Lee still trembled. He was expecting for Grizz to turn him in to the law, but he wasn’t afraid either. He was hurt bad, maybe not in his right mind. His right mind. Who was these days? The cab reeked with the iron smell of his blood.

“If you don’t mention the coyotes, I won’t tell about the gun.” Grizz held out his hand.

“Okay,” he said. His eyes rolled back in his head like he might faint.

“Just tell people that you were out running and some wild dogs were chasing you and you fell down the ridge. Tell them you stumbled out to the road and someone found you and drove you here.” It was a dumb story, but how closely would people question Lee? Especially considering what his family had been through. The words his own child had carved into the desk rose up unbidden in his mind. Wergild. A blood debt. Grizz heard the words leave his mouth before he even knew what he was saying. “You have a job?”

Lee shook his head.

“You want a job?”

Another nod. “You think you could work for me, help a little around the farm?”

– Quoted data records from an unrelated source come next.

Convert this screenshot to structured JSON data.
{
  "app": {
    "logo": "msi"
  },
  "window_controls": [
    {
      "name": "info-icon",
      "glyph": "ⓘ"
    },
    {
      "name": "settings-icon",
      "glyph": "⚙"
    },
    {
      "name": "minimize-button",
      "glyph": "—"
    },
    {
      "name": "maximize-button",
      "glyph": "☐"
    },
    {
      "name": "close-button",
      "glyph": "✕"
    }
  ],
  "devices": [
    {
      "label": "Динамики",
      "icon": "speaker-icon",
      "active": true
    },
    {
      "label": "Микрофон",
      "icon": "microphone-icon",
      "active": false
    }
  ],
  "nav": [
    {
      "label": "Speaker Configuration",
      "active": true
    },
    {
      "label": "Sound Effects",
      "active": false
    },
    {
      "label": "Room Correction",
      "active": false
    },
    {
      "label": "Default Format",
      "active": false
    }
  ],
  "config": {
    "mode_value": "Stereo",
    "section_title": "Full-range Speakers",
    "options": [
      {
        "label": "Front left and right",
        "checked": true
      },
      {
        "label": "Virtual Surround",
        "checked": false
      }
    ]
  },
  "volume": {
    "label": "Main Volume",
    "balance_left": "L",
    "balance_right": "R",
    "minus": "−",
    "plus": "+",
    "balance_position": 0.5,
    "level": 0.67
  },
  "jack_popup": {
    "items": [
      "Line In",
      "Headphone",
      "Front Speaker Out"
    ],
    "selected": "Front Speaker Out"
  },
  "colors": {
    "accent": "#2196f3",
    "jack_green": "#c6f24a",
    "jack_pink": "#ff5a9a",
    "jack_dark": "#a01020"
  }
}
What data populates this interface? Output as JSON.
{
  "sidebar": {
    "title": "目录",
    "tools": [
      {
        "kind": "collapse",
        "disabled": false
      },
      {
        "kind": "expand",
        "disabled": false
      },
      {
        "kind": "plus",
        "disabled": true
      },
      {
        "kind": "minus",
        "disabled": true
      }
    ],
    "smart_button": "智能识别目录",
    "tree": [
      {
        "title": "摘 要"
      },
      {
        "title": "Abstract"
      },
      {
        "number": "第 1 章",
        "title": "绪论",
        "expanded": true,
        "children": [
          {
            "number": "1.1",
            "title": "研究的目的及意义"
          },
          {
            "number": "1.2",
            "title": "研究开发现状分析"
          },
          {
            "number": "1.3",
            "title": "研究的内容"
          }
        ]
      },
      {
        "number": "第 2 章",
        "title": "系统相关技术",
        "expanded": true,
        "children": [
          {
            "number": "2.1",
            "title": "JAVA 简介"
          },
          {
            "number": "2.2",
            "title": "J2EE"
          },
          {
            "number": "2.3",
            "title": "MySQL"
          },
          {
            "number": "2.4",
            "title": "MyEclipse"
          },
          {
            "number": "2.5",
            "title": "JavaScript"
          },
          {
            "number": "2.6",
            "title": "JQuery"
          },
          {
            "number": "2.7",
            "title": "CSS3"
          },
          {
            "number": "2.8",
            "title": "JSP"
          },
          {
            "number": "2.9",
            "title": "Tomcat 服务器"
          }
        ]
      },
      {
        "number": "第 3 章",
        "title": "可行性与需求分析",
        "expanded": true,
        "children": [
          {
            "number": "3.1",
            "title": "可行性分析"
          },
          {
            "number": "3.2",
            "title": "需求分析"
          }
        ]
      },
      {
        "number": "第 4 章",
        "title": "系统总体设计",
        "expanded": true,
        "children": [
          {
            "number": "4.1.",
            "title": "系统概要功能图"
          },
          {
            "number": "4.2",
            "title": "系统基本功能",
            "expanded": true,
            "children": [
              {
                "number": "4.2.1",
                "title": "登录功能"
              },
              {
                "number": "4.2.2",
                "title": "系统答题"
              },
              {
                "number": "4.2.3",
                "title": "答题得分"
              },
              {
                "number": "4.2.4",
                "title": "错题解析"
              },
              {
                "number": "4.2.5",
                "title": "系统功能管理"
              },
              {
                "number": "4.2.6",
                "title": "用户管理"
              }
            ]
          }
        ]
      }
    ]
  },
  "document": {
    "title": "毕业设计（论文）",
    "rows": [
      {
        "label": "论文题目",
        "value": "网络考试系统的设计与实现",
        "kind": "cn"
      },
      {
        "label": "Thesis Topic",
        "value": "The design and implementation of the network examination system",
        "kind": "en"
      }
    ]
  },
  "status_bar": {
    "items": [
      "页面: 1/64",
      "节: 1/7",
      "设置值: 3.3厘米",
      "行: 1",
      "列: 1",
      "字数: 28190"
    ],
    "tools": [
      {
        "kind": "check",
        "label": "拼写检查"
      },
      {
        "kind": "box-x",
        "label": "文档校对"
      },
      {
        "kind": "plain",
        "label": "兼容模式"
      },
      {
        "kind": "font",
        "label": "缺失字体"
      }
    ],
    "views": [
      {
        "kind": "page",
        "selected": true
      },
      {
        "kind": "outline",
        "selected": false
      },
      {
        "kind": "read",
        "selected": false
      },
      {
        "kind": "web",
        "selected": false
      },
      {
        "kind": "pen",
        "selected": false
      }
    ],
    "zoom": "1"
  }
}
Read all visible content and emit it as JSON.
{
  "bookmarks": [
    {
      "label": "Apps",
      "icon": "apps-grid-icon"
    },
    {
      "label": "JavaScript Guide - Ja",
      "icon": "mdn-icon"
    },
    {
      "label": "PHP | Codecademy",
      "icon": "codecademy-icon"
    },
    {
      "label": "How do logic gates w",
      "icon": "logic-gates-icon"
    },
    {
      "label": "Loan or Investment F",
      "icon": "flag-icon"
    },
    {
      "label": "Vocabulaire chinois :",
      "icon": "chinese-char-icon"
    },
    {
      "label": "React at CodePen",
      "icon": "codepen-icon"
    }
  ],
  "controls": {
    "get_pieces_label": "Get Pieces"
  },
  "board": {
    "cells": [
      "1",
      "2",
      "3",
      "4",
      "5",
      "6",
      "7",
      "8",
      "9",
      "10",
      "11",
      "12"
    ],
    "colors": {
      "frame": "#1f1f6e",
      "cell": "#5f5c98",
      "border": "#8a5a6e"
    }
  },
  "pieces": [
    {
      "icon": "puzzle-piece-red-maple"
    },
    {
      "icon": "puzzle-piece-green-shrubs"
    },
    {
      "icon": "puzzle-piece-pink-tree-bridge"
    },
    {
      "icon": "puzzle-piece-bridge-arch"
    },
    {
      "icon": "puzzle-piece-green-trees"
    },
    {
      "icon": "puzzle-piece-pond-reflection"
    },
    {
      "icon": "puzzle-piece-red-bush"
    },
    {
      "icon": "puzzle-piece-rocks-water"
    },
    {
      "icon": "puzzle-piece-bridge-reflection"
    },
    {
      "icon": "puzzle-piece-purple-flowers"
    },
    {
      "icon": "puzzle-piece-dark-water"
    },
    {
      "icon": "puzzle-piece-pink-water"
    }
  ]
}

The boy’s hand was on the door handle. Their families were two of the oldest in the valley, had been there since the beginning through Indian uprisings and droughts. There was ugliness in the shared story, both recent and long buried. Lee looked at him, and he saw something spark in his eyes. He didn’t appear to be as dumb as people made him out. “I don’t think that’s such a good idea.”

“Just think it over.”

He grunted as he moved to climb out of the cab.

“You need help inside?”

“No. I’m fine.”

The door wheezed as it swung shut. “Lee?” he called, reaching across to catch it before it closed all the way.

“What?”

He considered a moment. “If you come see me again, next time you make sure you come by the driveway.”

Lee shuffled along the sidewalk until the sliding glass doors of the emergency room opened. He paused at the threshold, but before he stepped inside he raised his good arm and waved to Grizz.